A reconstrução de Berlim |
O texto abaixo consiste num excerto da introdução do novo livro de Frédéric Vandenberghe, cujo título (provisório?) é Bhaskar etc.: Essays in Realist Social Theory. Sua proposta geral é a de um “realismo metacrítico” (uma elisão entre o “realismo crítico” e a “filosofia da metarrealidade” de Roy Bhaskar), ou um ponto de transição entre a teoria crítica e a desconstrução, por um lado, e a reconstrução, por outro. Embora tenha cá minhas dúvidas de quão bem-vinda será essa proposta por grande parte dos realistas (por Bhaskar, em particular), a necessidade dessa transição já havia sido sugerida pela canadense Carrie Hull (The Ontology of Sex). Falta a Hull, entretanto, o fôlego teórico e filosófico de um Vandenberghe e que possibilite transformar essa intuição em um programa de pesquisa consistente. Ou, talvez, lhe sobre aquilo que, num momento de raro mau-humor, Frédéric poderia atribuir à sua inserção nos “Estudos”. Pouco importa. Para mim, que também me interesso por uma crítica aos pós-ismos que não jogue fora o bebê com a água do banho, o trecho em questão revela não apenas o tipo de contribuição que uma abordagem realista poderia trazer para a teoria social, mas também, por meio de sua ironia fina, o prazer de pensar e de escrever que deveria orientar o trabalho de qualquer intelectual. A “traíção” do texto em inglês foi feita por mim. [Cynthia Hamlin]
Por Frédéric Vandenberghe
Ao mesmo tempo em que nossos sociólogos neoclássicos apresentavam suas teorias gerais do mundo social, o posmodernismo apareceu na cena e tornou-se a febre do fin de siècle. As raízes do posmodernismo encontram-se na crise intelectual do marxismo ocidental. Como sintoma de seu tempo, expressa uma descrença geral nas filosofias da história que prometem um futuro radiante e, no entanto, são cúmplices da perpetuação do presente. O posmodernismo recusa toda referência a “mecanismos causais” subjacentes que produzem os fenômenos, a “estruturas profundas” que controlam os eventos ou a “grande narrativas” que dirigem a história. Ao evitar a profundidade e promover a superficialidade, prende-se à superfície das coisas e textos, coisas-como-textos, e vagueia-se por lá. Apesar de sua denúncia reiterada de todos os discursos de autoridade, baseia-se fortemente em uma série de injunções antifilosóficas que vão de encontro ao espírito do realismo crítico: “Não deveis tecer grandes narrativas históricas, construir grandes retratos societais, entreter grandes ideais utópicos ou pensar profundos pensamentos filosóficos” (Hoy and McCarthy, 1994: 218).[1]

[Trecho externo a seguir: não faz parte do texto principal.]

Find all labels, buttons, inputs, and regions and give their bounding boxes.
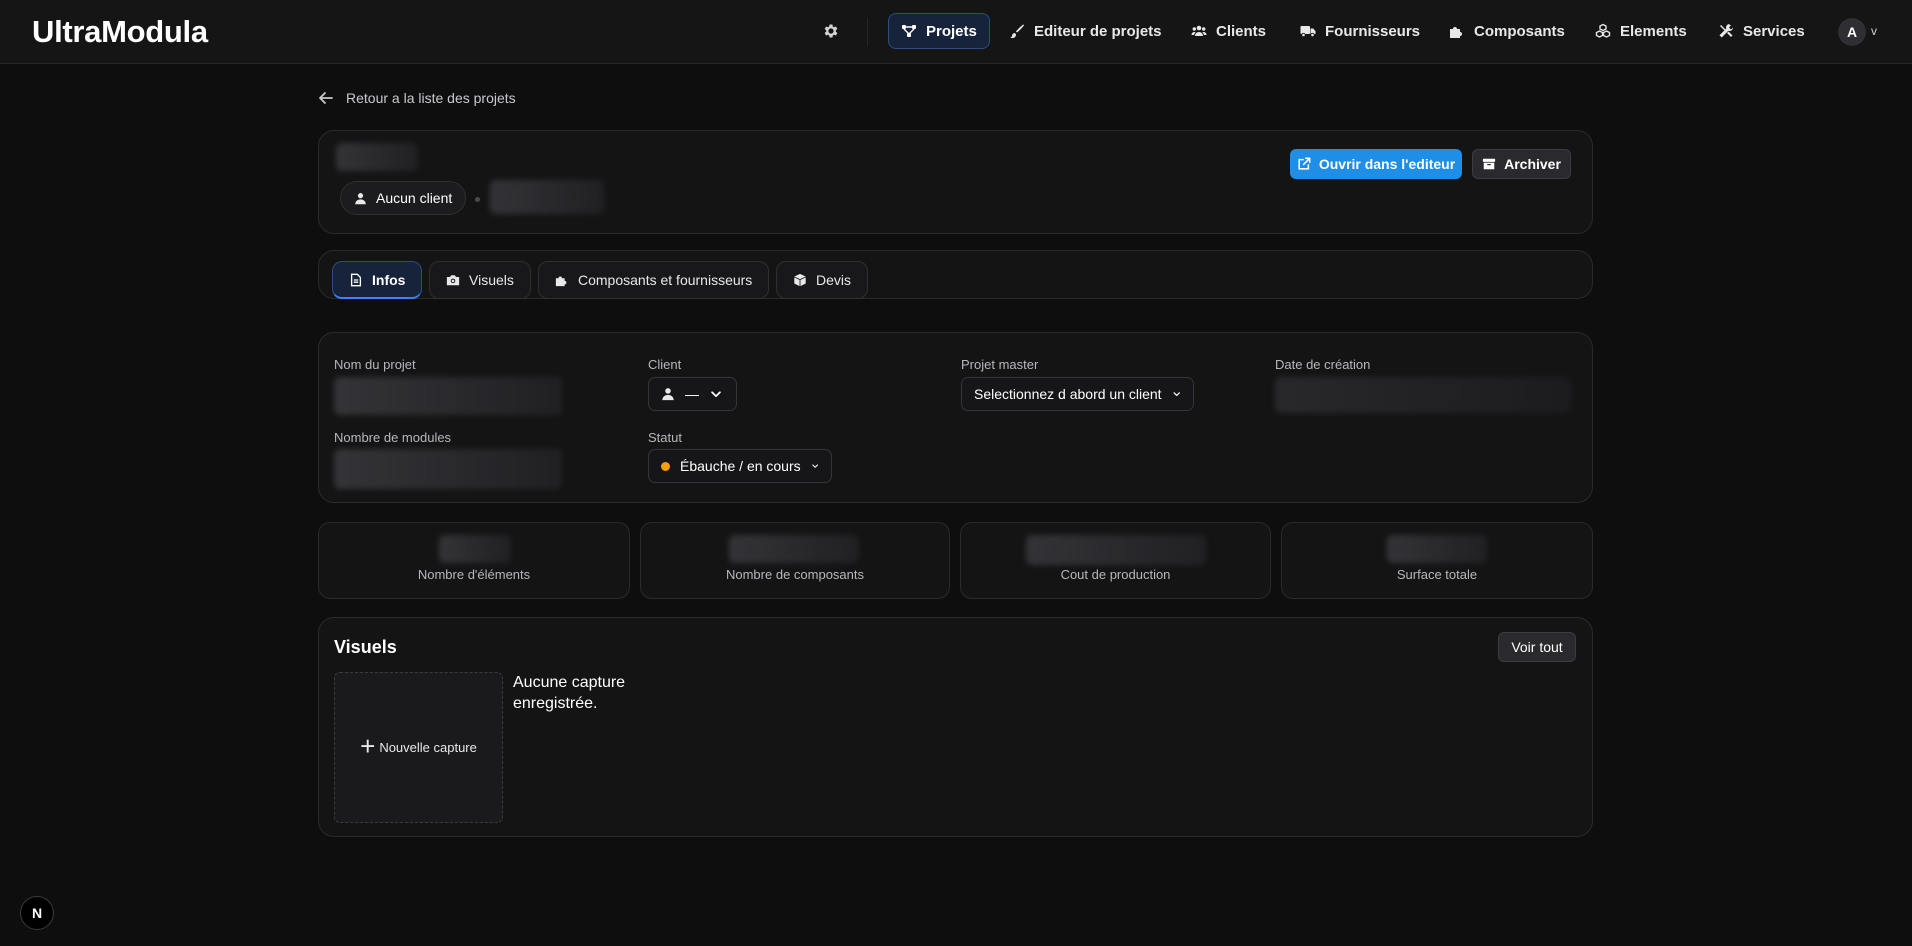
archive-button[interactable]: Archiver — [1472, 149, 1571, 179]
archive-label: Archiver — [1504, 156, 1561, 172]
modules-count-value-redacted[interactable] — [334, 449, 562, 489]
box-icon — [794, 273, 806, 287]
user-icon — [355, 192, 366, 204]
tab-label: Visuels — [469, 272, 514, 288]
top-navigation-bar: UltraModula Projets Editeur de projets C… — [0, 0, 1912, 64]
user-icon — [662, 388, 674, 401]
creation-date-value-redacted — [1275, 377, 1571, 413]
cubes-icon — [1595, 23, 1611, 38]
stat-value-redacted — [729, 535, 859, 563]
nav-item-label: Clients — [1216, 22, 1267, 40]
nav-item-projets[interactable]: Projets — [888, 13, 990, 49]
see-all-label: Voir tout — [1511, 639, 1563, 655]
tab-infos[interactable]: Infos — [332, 261, 423, 299]
camera-icon — [446, 275, 460, 286]
nav-item-editeur-de-projets[interactable]: Editeur de projets — [997, 13, 1174, 49]
chevron-down-icon — [711, 391, 721, 398]
stat-label: Cout de production — [1060, 567, 1171, 582]
chevron-down-icon — [811, 464, 818, 468]
next-dev-badge[interactable]: N — [20, 896, 54, 930]
new-capture-label: Nouvelle capture — [379, 740, 477, 755]
no-capture-message: Aucune capture enregistrée. — [513, 674, 626, 712]
brush-icon — [1010, 24, 1024, 39]
puzzle-icon — [555, 276, 567, 287]
client-label: Client — [648, 357, 682, 372]
project-diagram-icon — [902, 25, 916, 37]
tab-label: Composants et fournisseurs — [578, 272, 753, 288]
creation-date-label: Date de création — [1275, 357, 1371, 372]
tools-icon — [1719, 24, 1733, 38]
client-pill-label: Aucun client — [376, 190, 453, 206]
modules-count-label: Nombre de modules — [334, 430, 452, 445]
open-in-editor-label: Ouvrir dans l'editeur — [1318, 156, 1456, 172]
tab-devis[interactable]: Devis — [776, 261, 869, 299]
chevron-down-icon — [1173, 392, 1180, 397]
document-icon — [350, 273, 362, 286]
nav-item-label: Services — [1743, 22, 1805, 40]
client-select[interactable]: — — [648, 377, 737, 411]
client-select-value: — — [685, 386, 699, 402]
tab-composants-et-fournisseurs[interactable]: Composants et fournisseurs — [538, 261, 770, 299]
gear-icon[interactable] — [822, 22, 840, 40]
nav-item-elements[interactable]: Elements — [1583, 13, 1699, 49]
project-meta-redacted — [490, 180, 604, 214]
arrow-left-icon — [319, 92, 333, 104]
nav-item-fournisseurs[interactable]: Fournisseurs — [1288, 13, 1432, 49]
nav-item-label: Composants — [1474, 22, 1565, 40]
project-master-label: Projet master — [961, 357, 1039, 372]
tab-label: Devis — [816, 272, 852, 288]
stat-value-redacted — [1387, 535, 1487, 563]
meta-separator-dot — [475, 197, 480, 202]
project-master-select[interactable]: Selectionnez d abord un client — [961, 377, 1194, 411]
external-link-icon — [1298, 157, 1311, 170]
archive-box-icon — [1482, 158, 1496, 170]
nav-item-label: Fournisseurs — [1325, 22, 1421, 40]
puzzle-icon — [1450, 27, 1462, 38]
nav-item-composants[interactable]: Composants — [1437, 13, 1577, 49]
client-pill[interactable]: Aucun client — [340, 181, 467, 215]
stat-value-redacted — [439, 535, 511, 563]
nav-item-services[interactable]: Services — [1706, 13, 1817, 49]
stat-value-redacted — [1026, 535, 1206, 565]
new-capture-button[interactable]: + Nouvelle capture — [334, 672, 503, 823]
status-select[interactable]: Ébauche / en cours — [648, 449, 832, 483]
nav-item-label: Editeur de projets — [1034, 22, 1162, 40]
nav-item-label: Projets — [926, 22, 977, 40]
stat-card-composants: Nombre de composants — [640, 522, 950, 599]
user-menu-caret[interactable]: v — [1871, 24, 1877, 38]
back-link-label: Retour a la liste des projets — [346, 90, 516, 106]
plus-icon: + — [360, 731, 376, 761]
status-select-value: Ébauche / en cours — [680, 458, 801, 474]
tab-visuels[interactable]: Visuels — [429, 261, 531, 299]
stat-card-surface-totale: Surface totale — [1281, 522, 1593, 599]
see-all-button[interactable]: Voir tout — [1498, 632, 1576, 662]
nav-divider — [867, 18, 868, 46]
visuels-card — [318, 617, 1593, 837]
nav-item-clients[interactable]: Clients — [1179, 13, 1278, 49]
stat-card-elements: Nombre d'éléments — [318, 522, 630, 599]
open-in-editor-button[interactable]: Ouvrir dans l'editeur — [1290, 149, 1462, 179]
stat-label: Nombre d'éléments — [417, 567, 531, 582]
visuels-section-title: Visuels — [334, 637, 397, 657]
nav-item-label: Elements — [1620, 22, 1687, 40]
app-logo[interactable]: UltraModula — [32, 14, 208, 50]
tab-label: Infos — [372, 271, 406, 288]
status-label: Statut — [648, 430, 682, 445]
status-dot — [661, 461, 670, 471]
stat-card-cout-production: Cout de production — [960, 522, 1271, 599]
project-title-redacted — [336, 143, 418, 171]
truck-icon — [1300, 26, 1316, 38]
project-name-label: Nom du projet — [334, 357, 416, 372]
user-avatar[interactable]: A — [1838, 18, 1866, 46]
users-icon — [1191, 25, 1207, 36]
project-name-value-redacted[interactable] — [334, 377, 562, 415]
stat-label: Surface totale — [1396, 567, 1478, 582]
back-to-projects-link[interactable]: Retour a la liste des projets — [318, 90, 516, 106]
stat-label: Nombre de composants — [725, 567, 864, 582]
project-master-select-value: Selectionnez d abord un client — [974, 386, 1162, 402]
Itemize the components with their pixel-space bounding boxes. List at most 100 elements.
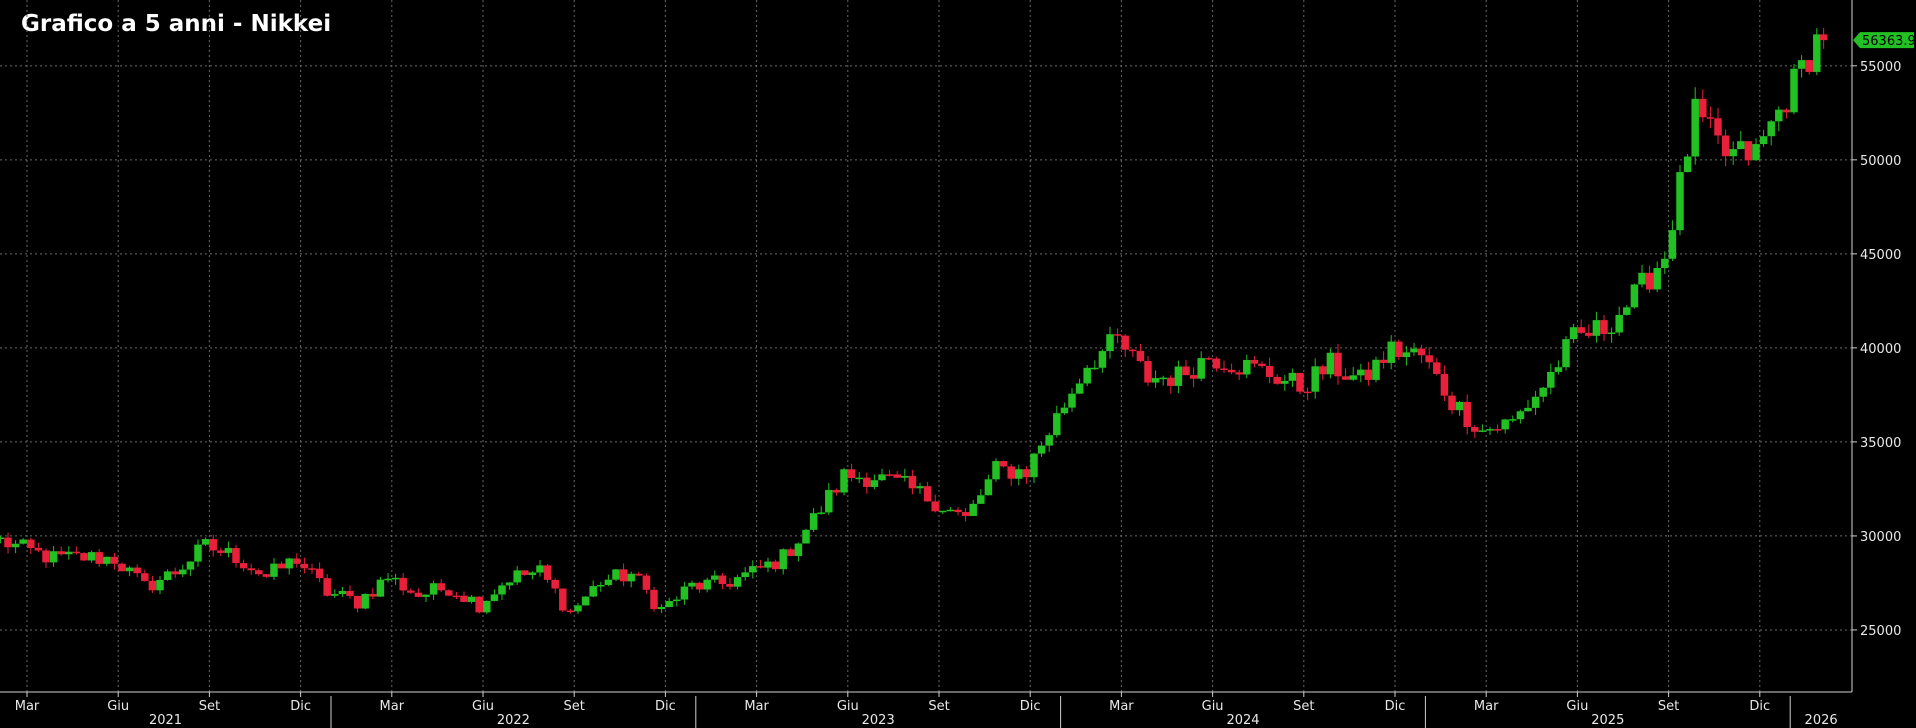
candle-body	[346, 590, 354, 596]
candle-body	[1691, 98, 1699, 157]
candle-body	[224, 548, 233, 553]
candle-body	[1683, 156, 1692, 173]
x-axis-tick-labels: Mar Giu Set Dic Mar Giu Set Dic Mar Giu Set Dic Mar G…	[15, 696, 1838, 728]
candle-body	[407, 590, 415, 593]
candle-body	[232, 548, 240, 564]
candle-body	[847, 469, 856, 479]
candle-body	[72, 551, 81, 554]
candle-body	[163, 571, 172, 580]
candle-body	[642, 575, 651, 590]
candle-body	[49, 551, 58, 563]
candle-body	[1075, 383, 1084, 394]
candle-body	[1448, 395, 1456, 411]
candle-body	[452, 595, 461, 598]
candle-body	[148, 580, 157, 591]
candle-body	[855, 477, 863, 480]
candle-body	[1212, 358, 1221, 369]
candle-body	[156, 579, 164, 591]
x-tick-label-month: Giu	[1566, 699, 1588, 714]
candle-body	[353, 595, 362, 609]
candle-body	[1471, 427, 1479, 432]
candle-body	[992, 461, 1000, 480]
candle-body	[300, 563, 309, 569]
candle-body	[1638, 272, 1646, 285]
candle-body	[1045, 435, 1053, 446]
candle-body	[673, 599, 681, 602]
candle-body	[1357, 369, 1365, 376]
candle-body	[1265, 365, 1274, 377]
y-tick-label: 45000	[1860, 248, 1901, 263]
candle-body	[1547, 371, 1555, 388]
candle-body	[1037, 445, 1046, 454]
candle-body	[1402, 352, 1411, 358]
candle-body	[825, 490, 833, 513]
candle-body	[1197, 358, 1205, 379]
candle-body	[0, 537, 5, 540]
candle-body	[201, 539, 210, 545]
candle-body	[361, 593, 369, 609]
candle-body	[1615, 314, 1623, 333]
x-tick-label-month: Dic	[1749, 699, 1770, 714]
y-tick-label: 55000	[1860, 60, 1901, 75]
x-tick-label-month: Set	[1658, 699, 1679, 714]
candle-body	[1819, 34, 1828, 41]
candle-body	[209, 539, 217, 551]
candle-body	[635, 573, 643, 576]
candle-body	[977, 495, 985, 504]
candle-body	[186, 561, 195, 570]
candle-body	[1007, 466, 1015, 479]
x-tick-label-month: Set	[1293, 699, 1314, 714]
candle-body	[1721, 135, 1730, 157]
candle-body	[1562, 339, 1570, 368]
y-tick-label: 35000	[1860, 436, 1901, 451]
candle-body	[1182, 366, 1190, 376]
x-tick-label-month: Giu	[472, 699, 494, 714]
candle-body	[1775, 109, 1783, 122]
candle-body	[1516, 411, 1525, 420]
candle-body	[141, 573, 149, 581]
x-tick-label-year: 2022	[497, 713, 530, 728]
candle-body	[650, 589, 658, 610]
candle-body	[1053, 413, 1061, 436]
candle-body	[65, 551, 73, 555]
candle-body	[429, 583, 438, 595]
candle-body	[437, 583, 445, 591]
candle-body	[1645, 272, 1654, 290]
candle-body	[604, 579, 613, 586]
nikkei-candlestick-chart: 25000 30000 35000 40000 45000 50000 55000 Mar G…	[0, 0, 1916, 728]
axes	[0, 0, 1853, 693]
candle-body	[490, 594, 499, 601]
candle-body	[1372, 359, 1380, 380]
candle-body	[57, 551, 65, 555]
candle-body	[870, 480, 879, 487]
candle-body	[657, 607, 666, 610]
x-tick-label-year: 2025	[1591, 713, 1624, 728]
candle-body	[87, 552, 96, 561]
candle-body	[1661, 258, 1669, 269]
candle-body	[718, 575, 727, 585]
candle-body	[338, 590, 347, 595]
candle-body	[133, 567, 141, 574]
candle-body	[194, 544, 202, 562]
candle-body	[1030, 453, 1038, 478]
candle-body	[1220, 368, 1228, 371]
candle-body	[612, 569, 620, 580]
candle-body	[285, 558, 293, 569]
candle-body	[1349, 375, 1357, 380]
candle-body	[733, 577, 742, 587]
x-tick-label-month: Mar	[744, 699, 769, 714]
candle-body	[1410, 348, 1418, 353]
x-tick-label-month: Mar	[1474, 699, 1499, 714]
candle-body	[1129, 349, 1137, 352]
candle-body	[1341, 376, 1350, 380]
candle-body	[1167, 377, 1175, 386]
candle-body	[1440, 373, 1449, 396]
candle-body	[665, 601, 673, 608]
candle-body	[239, 563, 248, 569]
candle-body	[566, 610, 575, 613]
candle-body	[483, 600, 491, 613]
candle-body	[923, 486, 932, 502]
candle-body	[171, 571, 179, 575]
candle-body	[1379, 359, 1388, 363]
candle-body	[521, 570, 529, 575]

Com o benefício da retrospecção, agora podemos entender o posmodernismo, que começou como um movimento na arquitetura e nas artes (Connor, 1989), como uma tentativa sistemática de trazer questões estéticas de representação para a filosofia, em geral, e para a epistemologia, em particular. Quando esse tema estético, que considera toda representação como uma versão possível da realidade, é estendido para as ciências, a ontologia desliza para uma “filosofia decorativa”[2]: a realidade não é um pressuposto da ciência, mas um ‘pro-jeto’ e um ‘pro-duto’ de suas representações. Assim como ocorre nas artes, considera-se que os discursos científicos (textos sem autores) “performam” as realidades que supostamente descrevem. De acordo com os posmodernistas, por baixo do discurso, fora do texto, nas entrelinhas, não há nada, senão texto. Nada além de textos, discursos e signos que proliferam e se disseminam. Desconstruída e destruída, a realidade (sem aspas) é textualizada e reaparece como “realidade”. De acordo com os aftermodernists a realidade é, no melhor dos casos, uma Ding an sich [coisa-em-si] a que ninguém tem acesso; no pior, uma reificação do discurso que se apresenta como natureza e, dessa forma, proíbe a proliferação de outros discursos e a realização de outros mundos.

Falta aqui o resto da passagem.